“And now about McCane’s gang,” said Joe when he had learned what he could absorb as to the progress of the work. “Are they giving you any trouble.”
“Not more than I can handle,” said MacNutt, and for the first time told of the doctored whiskey.
Joe roared at the recital, and MacNutt smiled grimly. He was not a humourist, and his narrative was not at all embellished. He went on to relate the incident of the logs and his deductions.
Kent thought of Finn Clancy and frowned.
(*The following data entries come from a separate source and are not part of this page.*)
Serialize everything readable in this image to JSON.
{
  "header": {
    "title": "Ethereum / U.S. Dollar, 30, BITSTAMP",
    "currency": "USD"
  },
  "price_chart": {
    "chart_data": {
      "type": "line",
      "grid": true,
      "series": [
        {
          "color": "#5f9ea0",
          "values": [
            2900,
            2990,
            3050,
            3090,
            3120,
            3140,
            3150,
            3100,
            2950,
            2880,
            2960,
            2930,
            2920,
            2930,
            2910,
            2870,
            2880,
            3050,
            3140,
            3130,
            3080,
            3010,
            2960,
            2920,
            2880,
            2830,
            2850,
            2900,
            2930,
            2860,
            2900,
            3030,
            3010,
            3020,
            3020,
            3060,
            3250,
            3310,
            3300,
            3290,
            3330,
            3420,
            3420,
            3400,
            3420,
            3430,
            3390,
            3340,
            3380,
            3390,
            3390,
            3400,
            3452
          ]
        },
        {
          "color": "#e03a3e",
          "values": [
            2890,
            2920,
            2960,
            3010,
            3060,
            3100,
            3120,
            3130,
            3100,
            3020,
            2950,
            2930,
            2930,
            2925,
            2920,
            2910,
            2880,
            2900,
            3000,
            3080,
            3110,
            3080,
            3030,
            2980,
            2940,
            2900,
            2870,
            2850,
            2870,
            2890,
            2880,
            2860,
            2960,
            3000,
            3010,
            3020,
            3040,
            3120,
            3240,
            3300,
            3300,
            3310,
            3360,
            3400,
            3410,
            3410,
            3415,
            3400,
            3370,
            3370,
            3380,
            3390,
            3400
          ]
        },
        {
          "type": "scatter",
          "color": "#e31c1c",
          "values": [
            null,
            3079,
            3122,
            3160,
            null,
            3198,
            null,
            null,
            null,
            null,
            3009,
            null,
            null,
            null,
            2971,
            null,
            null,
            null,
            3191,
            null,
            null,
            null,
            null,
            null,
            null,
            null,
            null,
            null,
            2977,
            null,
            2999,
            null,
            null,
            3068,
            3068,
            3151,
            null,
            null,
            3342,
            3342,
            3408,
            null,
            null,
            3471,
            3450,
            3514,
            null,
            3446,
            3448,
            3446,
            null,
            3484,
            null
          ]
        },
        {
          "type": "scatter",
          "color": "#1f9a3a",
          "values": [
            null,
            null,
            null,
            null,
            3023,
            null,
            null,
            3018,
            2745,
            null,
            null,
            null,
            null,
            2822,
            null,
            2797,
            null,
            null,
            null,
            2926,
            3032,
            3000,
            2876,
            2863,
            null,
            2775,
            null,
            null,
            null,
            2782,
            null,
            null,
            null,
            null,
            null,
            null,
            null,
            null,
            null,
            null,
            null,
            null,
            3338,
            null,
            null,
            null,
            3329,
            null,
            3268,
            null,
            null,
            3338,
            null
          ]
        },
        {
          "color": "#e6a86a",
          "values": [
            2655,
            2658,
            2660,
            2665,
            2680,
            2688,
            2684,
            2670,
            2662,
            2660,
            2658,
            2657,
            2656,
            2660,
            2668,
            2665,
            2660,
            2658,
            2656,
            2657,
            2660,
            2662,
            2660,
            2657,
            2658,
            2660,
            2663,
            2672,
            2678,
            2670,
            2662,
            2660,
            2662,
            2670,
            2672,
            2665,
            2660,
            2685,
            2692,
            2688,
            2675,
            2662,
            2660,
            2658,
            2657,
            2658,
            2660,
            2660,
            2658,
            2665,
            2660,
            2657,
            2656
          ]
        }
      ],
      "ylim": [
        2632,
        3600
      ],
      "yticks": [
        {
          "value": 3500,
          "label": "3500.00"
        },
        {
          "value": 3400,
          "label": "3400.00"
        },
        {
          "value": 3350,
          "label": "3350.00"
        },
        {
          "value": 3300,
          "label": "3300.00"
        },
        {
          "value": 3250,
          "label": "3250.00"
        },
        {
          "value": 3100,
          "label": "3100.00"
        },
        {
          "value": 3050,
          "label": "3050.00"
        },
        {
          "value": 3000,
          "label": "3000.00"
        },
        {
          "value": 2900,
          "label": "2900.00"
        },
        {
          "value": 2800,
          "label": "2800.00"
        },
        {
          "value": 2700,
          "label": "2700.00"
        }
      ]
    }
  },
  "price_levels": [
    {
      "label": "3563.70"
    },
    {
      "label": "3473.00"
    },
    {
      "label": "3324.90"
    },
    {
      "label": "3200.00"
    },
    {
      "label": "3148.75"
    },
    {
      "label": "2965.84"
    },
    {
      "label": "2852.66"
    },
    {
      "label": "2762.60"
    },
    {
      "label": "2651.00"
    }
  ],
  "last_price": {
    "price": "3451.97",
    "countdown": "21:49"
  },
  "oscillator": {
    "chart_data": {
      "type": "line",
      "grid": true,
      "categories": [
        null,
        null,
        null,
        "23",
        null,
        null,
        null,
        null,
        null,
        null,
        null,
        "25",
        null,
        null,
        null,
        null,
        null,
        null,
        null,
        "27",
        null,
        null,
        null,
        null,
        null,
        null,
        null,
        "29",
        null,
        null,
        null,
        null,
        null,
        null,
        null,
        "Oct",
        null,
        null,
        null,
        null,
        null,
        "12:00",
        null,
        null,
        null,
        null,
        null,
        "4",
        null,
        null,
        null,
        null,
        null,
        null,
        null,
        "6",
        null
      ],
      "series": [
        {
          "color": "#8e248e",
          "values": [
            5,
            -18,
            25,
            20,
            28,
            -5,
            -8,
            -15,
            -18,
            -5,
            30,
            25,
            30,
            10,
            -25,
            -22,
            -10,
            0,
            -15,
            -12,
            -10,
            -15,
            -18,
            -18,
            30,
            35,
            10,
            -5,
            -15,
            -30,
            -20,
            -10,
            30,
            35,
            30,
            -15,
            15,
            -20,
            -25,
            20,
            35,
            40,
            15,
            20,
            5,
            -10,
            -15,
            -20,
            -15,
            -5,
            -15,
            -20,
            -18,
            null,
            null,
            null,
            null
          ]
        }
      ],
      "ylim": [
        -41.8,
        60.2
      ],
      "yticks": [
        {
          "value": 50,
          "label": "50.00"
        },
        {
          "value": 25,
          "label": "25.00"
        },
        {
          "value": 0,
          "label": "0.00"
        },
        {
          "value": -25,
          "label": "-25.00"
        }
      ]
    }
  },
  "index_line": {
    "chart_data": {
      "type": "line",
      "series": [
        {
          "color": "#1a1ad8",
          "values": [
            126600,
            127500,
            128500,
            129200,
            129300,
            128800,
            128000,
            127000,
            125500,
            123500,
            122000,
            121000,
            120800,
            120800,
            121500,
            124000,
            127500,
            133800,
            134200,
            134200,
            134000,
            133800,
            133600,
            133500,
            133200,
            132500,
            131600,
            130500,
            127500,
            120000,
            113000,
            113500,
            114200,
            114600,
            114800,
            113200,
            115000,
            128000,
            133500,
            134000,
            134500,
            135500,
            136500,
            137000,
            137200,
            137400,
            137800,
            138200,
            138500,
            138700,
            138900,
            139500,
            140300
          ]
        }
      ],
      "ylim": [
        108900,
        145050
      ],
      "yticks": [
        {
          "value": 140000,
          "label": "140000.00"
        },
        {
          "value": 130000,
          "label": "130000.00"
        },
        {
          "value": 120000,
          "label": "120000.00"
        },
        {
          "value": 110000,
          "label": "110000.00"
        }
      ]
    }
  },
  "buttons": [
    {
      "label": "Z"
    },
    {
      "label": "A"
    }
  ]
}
He told the foreman of the contract with the Clancy firm and of the narrowly averted row with Finn.
“Then they are behind McCane,” said MacNutt conclusively. “That means he will make it bad for us yet—unless we stop him.”
“I don’t understand,” said Joe.
“It’s this way,” MacNutt explained. “McCane has his instructions, but you can’t prove them. Suppose he claims a log and doesn’t get it and a fight starts between the crews—why, he’s jobbing the limit himself and the Clancys ain’t responsible.”
“A bit of a scrap won’t matter,” said Joe cheerfully.
“It will matter if the woods ain’t big enough to hold but one crew—ours or theirs,” returned MacNutt. “I’ve seen it happen before.”
“Tell me about it,” said Joe. He listened eagerly to the concise narrative that followed, which was the little-known history of a logging war in which the casualties were large.